I thought this was a great metaphor, and wanted to explore it further:
Let’s look at what it would mean to organize a music collection using a relational schema: We’d probably start with an Album table, which will include information such as title, artist, release year, etc., as well as some unique album identifier. We would then create a Track table, containing relevant information such as track title, length, etc., and a unique identifier as well. And we’d organize the track listings for each album using a table called Album_Track, which would map the identifiers of the albums to those of the tracks they contained – a typical way to manage many-to-many relationship (assuming the same track can be included in several albums, e.g. “greatest hits”).

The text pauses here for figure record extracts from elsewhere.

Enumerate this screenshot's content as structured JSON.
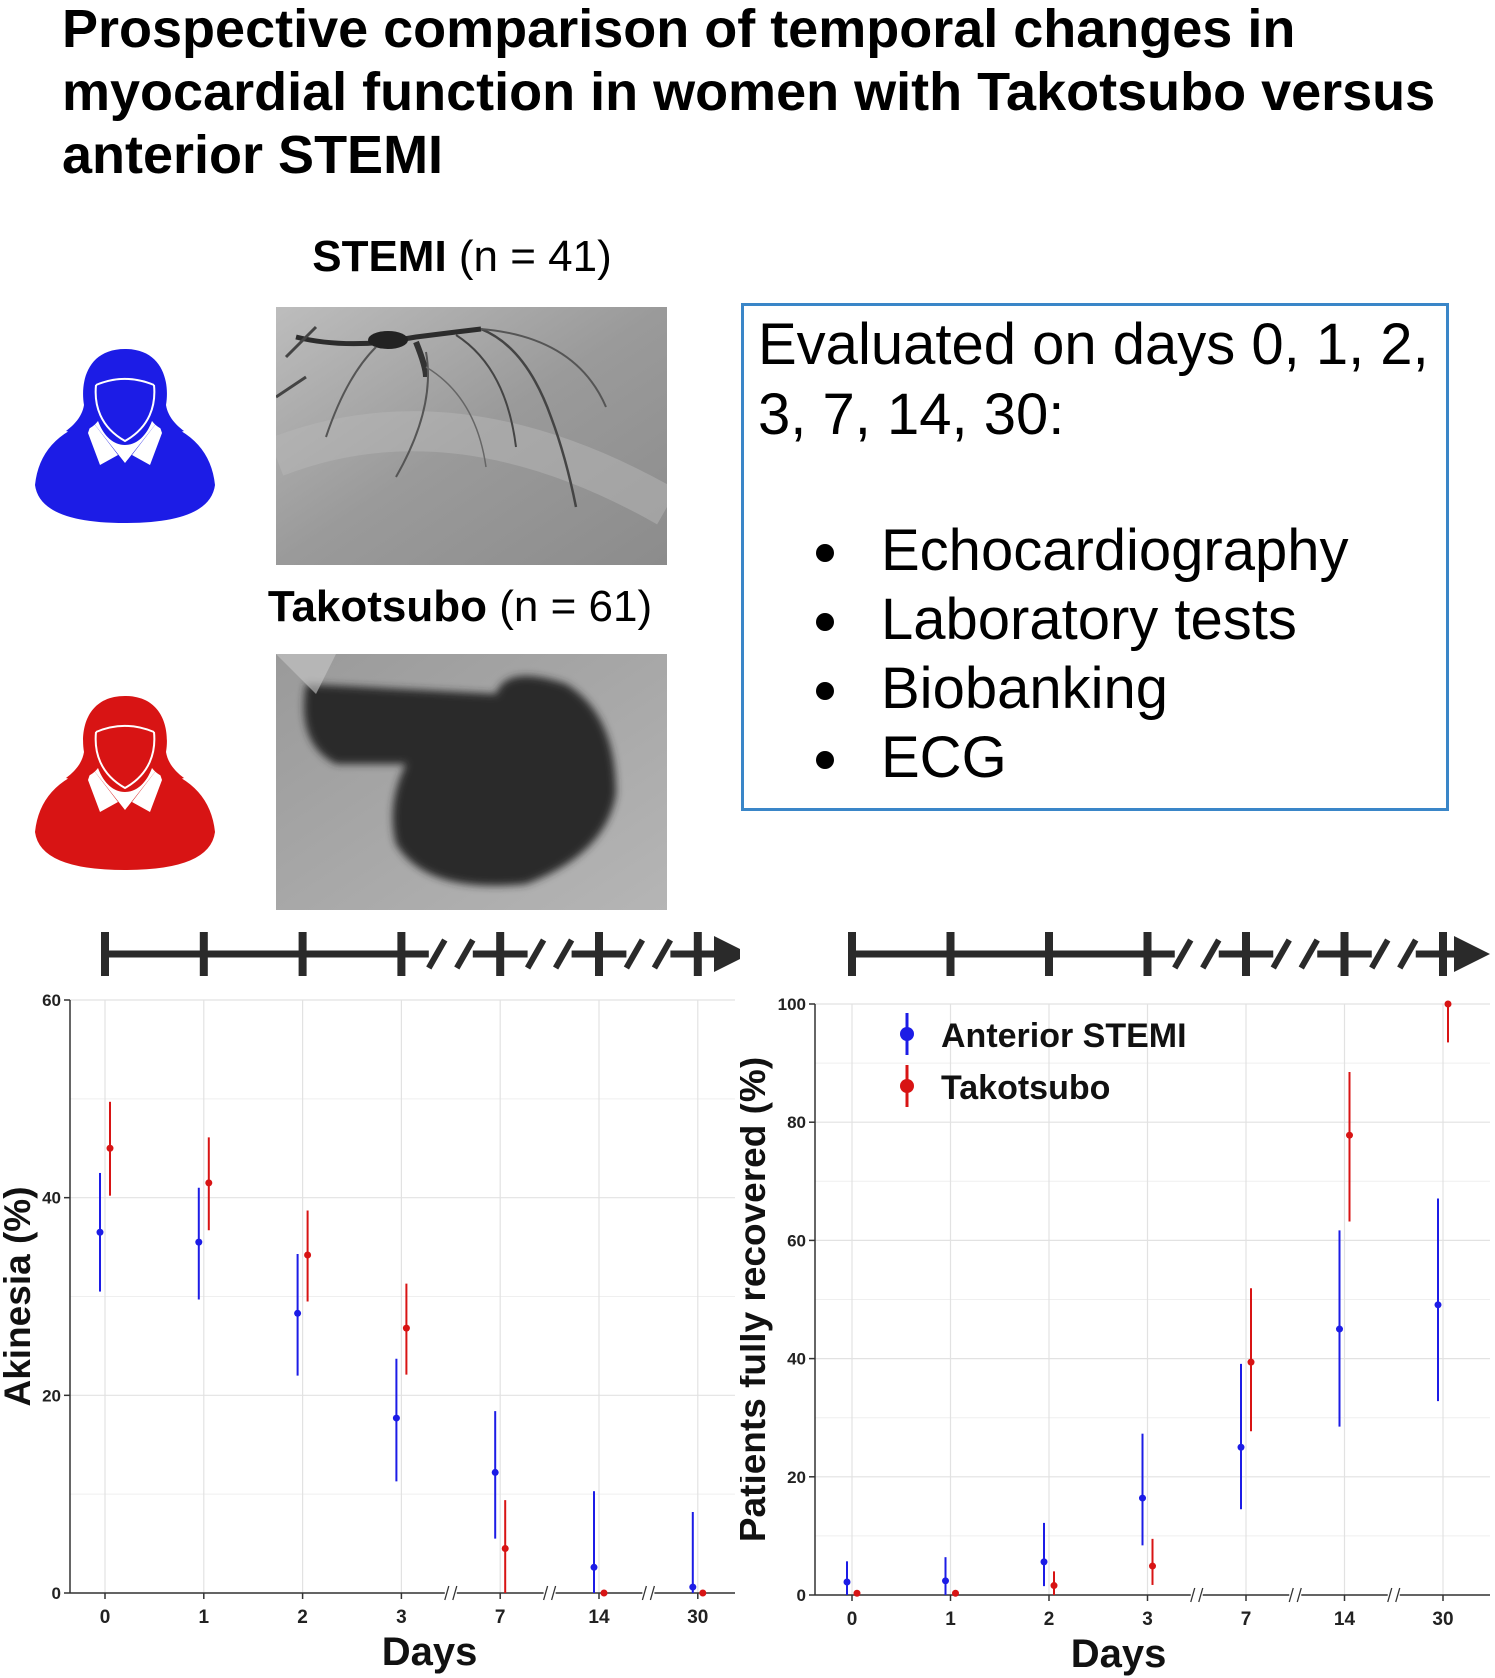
{
  "title": "Prospective comparison of temporal changes in myocardial function in women with Takotsubo versus anterior STEMI",
  "groups": {
    "stemi": {
      "name": "STEMI",
      "n": "(n = 41)",
      "color": "#1c1ce6"
    },
    "takotsubo": {
      "name": "Takotsubo",
      "n": "(n = 61)",
      "color": "#d81414"
    }
  },
  "evaluation": {
    "title": "Evaluated on days 0, 1, 2, 3, 7, 14, 30:",
    "items": [
      "Echocardiography",
      "Laboratory tests",
      "Biobanking",
      "ECG"
    ],
    "border_color": "#3a86c8"
  },
  "chart_data": [
    {
      "type": "scatter",
      "title": "",
      "xlabel": "Days",
      "ylabel": "Akinesia (%)",
      "categories": [
        "0",
        "1",
        "2",
        "3",
        "7",
        "14",
        "30"
      ],
      "ylim": [
        0,
        60
      ],
      "yticks": [
        0,
        20,
        40,
        60
      ],
      "grid": true,
      "axis_breaks_after": [
        "3",
        "7",
        "14"
      ],
      "series": [
        {
          "name": "Anterior STEMI",
          "color": "#1c1ce6",
          "values": [
            36.5,
            35.5,
            28.3,
            17.7,
            12.2,
            2.6,
            0.6
          ],
          "lower": [
            30.5,
            29.7,
            22.0,
            11.3,
            5.5,
            0.0,
            0.0
          ],
          "upper": [
            42.5,
            41.0,
            34.3,
            23.7,
            18.4,
            10.3,
            8.2
          ]
        },
        {
          "name": "Takotsubo",
          "color": "#d81414",
          "values": [
            45.0,
            41.5,
            34.2,
            26.8,
            4.5,
            0.0,
            0.0
          ],
          "lower": [
            40.2,
            36.7,
            29.5,
            22.1,
            0.0,
            0.0,
            0.0
          ],
          "upper": [
            49.7,
            46.1,
            38.7,
            31.3,
            9.4,
            0.0,
            0.0
          ]
        }
      ]
    },
    {
      "type": "scatter",
      "title": "",
      "xlabel": "Days",
      "ylabel": "Patients fully recovered (%)",
      "categories": [
        "0",
        "1",
        "2",
        "3",
        "7",
        "14",
        "30"
      ],
      "ylim": [
        0,
        100
      ],
      "yticks": [
        0,
        20,
        40,
        60,
        80,
        100
      ],
      "grid": true,
      "legend_placement": "top-left",
      "axis_breaks_after": [
        "3",
        "7",
        "14"
      ],
      "series": [
        {
          "name": "Anterior STEMI",
          "color": "#1c1ce6",
          "values": [
            2.2,
            2.4,
            5.6,
            16.4,
            25.0,
            45.0,
            49.1
          ],
          "lower": [
            0.0,
            0.0,
            1.5,
            8.4,
            14.5,
            28.5,
            32.8
          ],
          "upper": [
            5.7,
            6.4,
            12.2,
            27.3,
            39.1,
            61.7,
            67.1
          ]
        },
        {
          "name": "Takotsubo",
          "color": "#d81414",
          "values": [
            0.3,
            0.3,
            1.6,
            4.9,
            39.4,
            77.8,
            100.0
          ],
          "lower": [
            0.0,
            0.0,
            0.0,
            1.7,
            27.7,
            63.2,
            93.5
          ],
          "upper": [
            0.5,
            0.6,
            4.0,
            9.5,
            51.9,
            88.5,
            100.0
          ]
        }
      ]
    }
  ]
}
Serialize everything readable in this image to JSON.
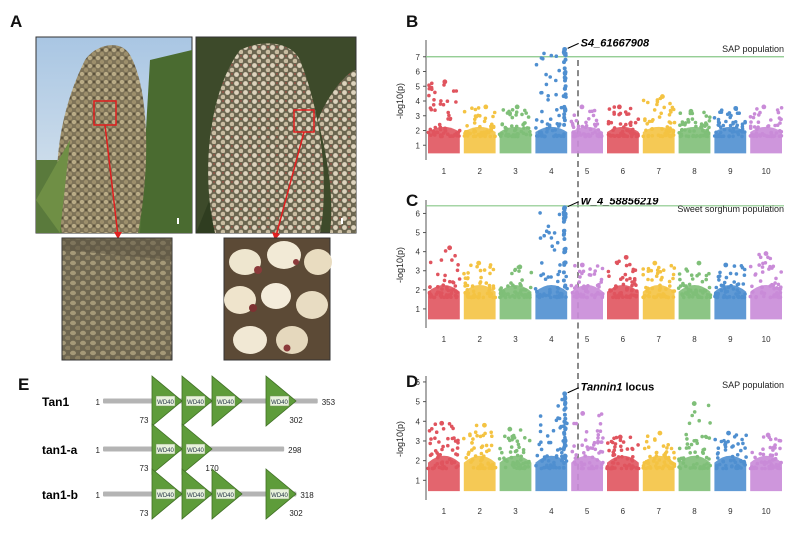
{
  "panels": {
    "A": "A",
    "B": "B",
    "C": "C",
    "D": "D",
    "E": "E"
  },
  "manhattan": [
    {
      "id": "B",
      "annotation": "S4_61667908",
      "population": "SAP population",
      "ylabel": "-log10(p)",
      "ylim": [
        0,
        8
      ],
      "yticks": [
        "1",
        "2",
        "3",
        "4",
        "5",
        "6",
        "7"
      ],
      "threshold": 7,
      "peak_chromosome": 4,
      "peak_value": 7.5,
      "chromosomes": [
        "1",
        "2",
        "3",
        "4",
        "5",
        "6",
        "7",
        "8",
        "9",
        "10"
      ],
      "chrom_max": [
        5.3,
        3.6,
        3.6,
        7.5,
        3.6,
        3.6,
        4.3,
        3.3,
        3.5,
        3.6
      ]
    },
    {
      "id": "C",
      "annotation": "W_4_58856219",
      "population": "Sweet sorghum population",
      "ylabel": "-log10(p)",
      "ylim": [
        0,
        6.6
      ],
      "yticks": [
        "1",
        "2",
        "3",
        "4",
        "5",
        "6"
      ],
      "threshold": 6.4,
      "peak_chromosome": 4,
      "peak_value": 6.3,
      "chromosomes": [
        "1",
        "2",
        "3",
        "4",
        "5",
        "6",
        "7",
        "8",
        "9",
        "10"
      ],
      "chrom_max": [
        4.2,
        3.4,
        3.2,
        6.3,
        3.3,
        3.7,
        3.4,
        3.4,
        3.3,
        3.9
      ]
    },
    {
      "id": "D",
      "annotation_italic": "Tannin1",
      "annotation_suffix": " locus",
      "population": "SAP population",
      "ylabel": "-log10(p)",
      "ylim": [
        0,
        6.2
      ],
      "yticks": [
        "1",
        "2",
        "3",
        "4",
        "5",
        "6"
      ],
      "threshold": null,
      "peak_chromosome": 4,
      "peak_value": 5.4,
      "chromosomes": [
        "1",
        "2",
        "3",
        "4",
        "5",
        "6",
        "7",
        "8",
        "9",
        "10"
      ],
      "chrom_max": [
        3.9,
        3.8,
        3.6,
        5.4,
        4.4,
        3.2,
        3.4,
        4.9,
        3.4,
        3.3
      ]
    }
  ],
  "colors": {
    "chrom": [
      "#e0545e",
      "#f4c342",
      "#7fbf78",
      "#4f8fd0",
      "#c98bd8",
      "#e0545e",
      "#f4c342",
      "#7fbf78",
      "#4f8fd0",
      "#c98bd8"
    ],
    "threshold": "#87c787",
    "protein_line": "#b4b4b4",
    "wd40_fill": "#5e9c3a",
    "wd40_light": "#e8f2dc"
  },
  "proteins": [
    {
      "name": "Tan1",
      "start": "1",
      "end": "353",
      "mark": "73",
      "mark2": "302",
      "domain_label": "WD40",
      "domains": 4
    },
    {
      "name": "tan1-a",
      "start": "1",
      "end": "298",
      "mark": "73",
      "mark2": "170",
      "domain_label": "WD40",
      "domains": 2
    },
    {
      "name": "tan1-b",
      "start": "1",
      "end": "318",
      "mark": "73",
      "mark2": "302",
      "domain_label": "WD40",
      "domains": 4
    }
  ]
}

This is by no means a complete model, but let’s stop here for a moment to examine it. Using this model, we can easily query the database to find albums by title, artist name, or any other information we stored. And we can also find songs by using the track titles, etc. So far so good.
Now let’s say we have some Classical music in our collection, perhaps a few piano concertos, and we’re trying to enter these albums into the database – who would be the artist for each? the composer? the soloist? the orchestra? the conductor?
Or how about a Jazz album, where we’d probably want to know who played each instrument?
Looks like we’d already need a major re-work of our model in order to fit new data we haven’t anticipated. That would mean dropping the schema, modifying it, and potentially re-writing some of the existing queries. It would also mean that each record will have to include all the new attributes we’d add, regardless of whether it actually had them, resulting in a “sparse” table structures.
If this were a mission-critical system rather than a simple example, the effort involved in accommodating new, un-anticipated forms of data would represent a major effort..
This is one of the reasons NoSQL has become such a popular alternative to relational databases today: it provides schema flexibility, which means the data doesn’t all need to conform to the same exact structure to be managed by the database. There are different underlying mechanisms to enable this, the most robust of which is a the document-oriented model.
A document-oriented database stores each record in the form of a hierarchical tree, which is expressed as document rather than a collection of rows and columns. Each document contains its own structure, which can be used when querying the database. But they don’t have to adhere to the same structure, making the management of diverse data quite simple.
Going back to our example, using document-orientation we can model the data much more intuitively: each album becomes a document, containing elements for artist, title, release year, etc., Tracks are also elements, containing sub elements for their own information.
Any new data we encounter, such as performer, conductor, soloist, drummer, bass player, producer, etc. just becomes another element for that particular album document, without needing to have all the albums contain every new element.
Again, this is a very simplified example, but I think it conveys the concepts rather well, and provides a good explanation for the usefulness and popularity of NoSQL.